КОНТЕКСТЫ Выпуск 6


Владимир Ломазов
/ Франкфурт на Майне /

Московские мифы Генриха Сапгира



7 октября 1999 года в Москве умер поэт Генрих Сапгир. Некрологи опубликовали все ведущие российские газеты, Интернет. С Сапгиром ушла эпоха, как в его сказке – прекрасная и ужасная.

Для знавших его лично – это большая человеческая потеря. В том числе и для меня. На мою жизнь и на мои, не только литературные, занятия он оказал огромное влияние. Сапгир был одним из тех, на ком многое держалось в нашем мире. Он был явлением жизни общественной, а это зачастую затрудняет частное общение. Уникальность Сапгира была еще и в том, что и в частной жизни он был обаятельным, остроумным, светским в лучшем смысле этого слова человеком, многим бескорыстно помогавшим. Он умел, что редко в писателе, ценить чужую литературную работу. Он был внимательный собеседник, чудесный слушатель.
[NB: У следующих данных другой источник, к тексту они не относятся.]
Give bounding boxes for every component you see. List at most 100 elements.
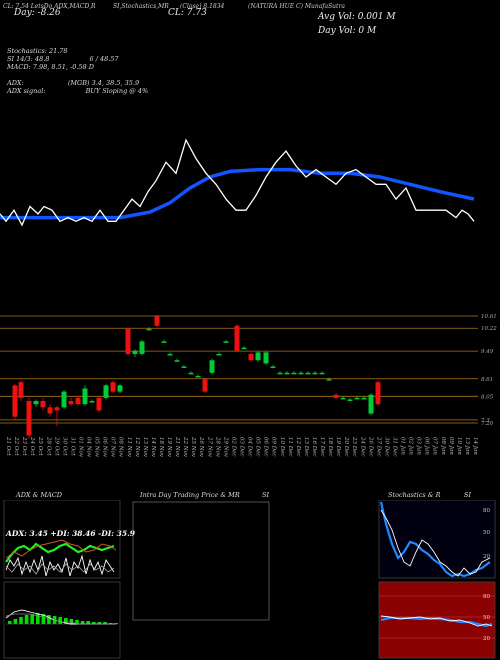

Я был знаком с Сапгиром более тринадцати лет. Сам по себе этот факт не давал бы мне права писать о нем, но у меня хранится текст, написанный в восемьдесят девятом году по его просьбе. Этот текст был выверен поэтом лично. История текста такова.

В январе 1986 я переехал из Киева в Москву окончательно. У меня было немного денег, отложенных в расчете на два-три года безработной жизни, и твердое желание заниматься литературой. И никакого ясного представления о том, как этой литературой зарабатывать.
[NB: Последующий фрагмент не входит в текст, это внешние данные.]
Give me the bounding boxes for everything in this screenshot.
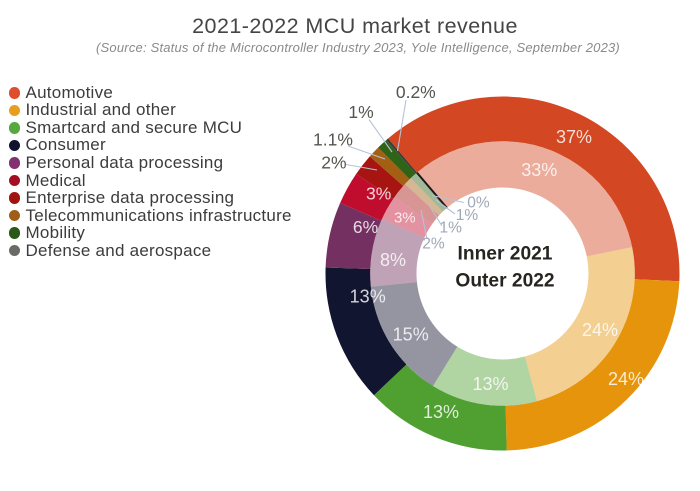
svg-text:0%: 0% <box>467 194 490 211</box>
svg-text:0.2%: 0.2% <box>396 82 436 102</box>
svg-text:24%: 24% <box>582 320 618 340</box>
svg-text:15%: 15% <box>393 324 429 344</box>
svg-text:3%: 3% <box>394 210 416 227</box>
svg-text:2%: 2% <box>321 152 346 172</box>
svg-text:13%: 13% <box>472 374 508 394</box>
svg-text:1%: 1% <box>456 207 479 224</box>
svg-text:1.1%: 1.1% <box>313 130 353 150</box>
svg-text:2%: 2% <box>422 236 445 253</box>
svg-text:3%: 3% <box>366 184 391 204</box>
svg-text:33%: 33% <box>521 160 557 180</box>
svg-text:13%: 13% <box>423 402 459 422</box>
svg-text:24%: 24% <box>608 369 644 389</box>
svg-text:1%: 1% <box>348 102 373 122</box>
svg-text:Inner 2021: Inner 2021 <box>458 244 553 265</box>
svg-text:Outer 2022: Outer 2022 <box>455 271 554 292</box>
svg-text:13%: 13% <box>350 287 386 307</box>
svg-text:6%: 6% <box>353 217 378 237</box>
svg-text:8%: 8% <box>380 250 406 270</box>
svg-text:37%: 37% <box>556 127 592 147</box>
svg-text:1%: 1% <box>439 219 462 236</box>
Несколько месяцев я жил, не распаковывая коробок с вещами. Время было невнятное. Новая партийная власть уже вела борьбу с пьянством, но еще не решалась провозгласить «перестройку». В Афганистане шла война. Но то, что Союзу оставалось жизни всего пять лет, не мог предположить даже самый оптимистичный борец с коммунизмом.

Борцом с коммунизмом я себя не числил, но родную власть недолюбливал. Поэтому, когда мой старший товарищ драматург Александр Корин предложил мне найти машинистку для перепечатывания в самиздат только что написанной Венедиктом Ерофеевым пьесы «Вальпургиева Ночь или шаги Командора», я без сомнения согласился.

Текст пьесы я должен был забрать у Лени Прудовского, приятеля Корина. Я ему позвонил и получил приглашение зайти за рукописью.

Леня Прудовский был в кругу неофициальных и частично официальных литераторов известным человеком. В миру он служил по схеме «сутки-трое» электриком в детском музыкальном театре Наталии Сац. Оставшиеся три четверти лениного времени уходили на сочинение пьес, фельетонов, хождение по редакциям и разного рода хлопоты по делам своих друзей и знакомых. Леня был для многих добрым хлопотуном. Меня он сосватал в несколько редакций, давал читать разные книжки и всячески покровительствовал, как приезжему человеку без связей. Леня был одним из тех, кто помогал находившемуся в начале восьмидесятых в бегах художнику Славе Сысоеву. Он, как мог, пропагандировал хорошую литературу, в том числе поэзию Сапгира. Очевидцы утверждали, что в юности он хлопотал и по джазовой части. На джаз-сэйшенах в кафе «Синяя птица» Леня играл на маракасах в одном из составов.

Леня Прудовский и привел меня к Сапгиру.

Сапгир написал в тот год «Генриха Буфарева» – веселую и трагическую книжку, стихи из которой должны войти в хрестоматии. Он всегда читал гостям новые вещи – мне довелось услышать «Пельсисочную» и «Киоск курорга» в одном из первых авторских чтений. Тогда же я услышал впервые сонеты из «Сонетов на рубашках» и «Парад идиотов». Это домашнее чтение было одним из самых, если не самым ярким моим поэтическим впечатлением.

С первого дня нашего с поэтом знакомства, я сделался поклонником поэзии Сапгира. Стихи легко запоминались и я читал их на память самым разным своим знакомым. И сам поэт отнесся ко мне с симпатией – я стал ходить к нему слушать стихи и беседовать о поэзии.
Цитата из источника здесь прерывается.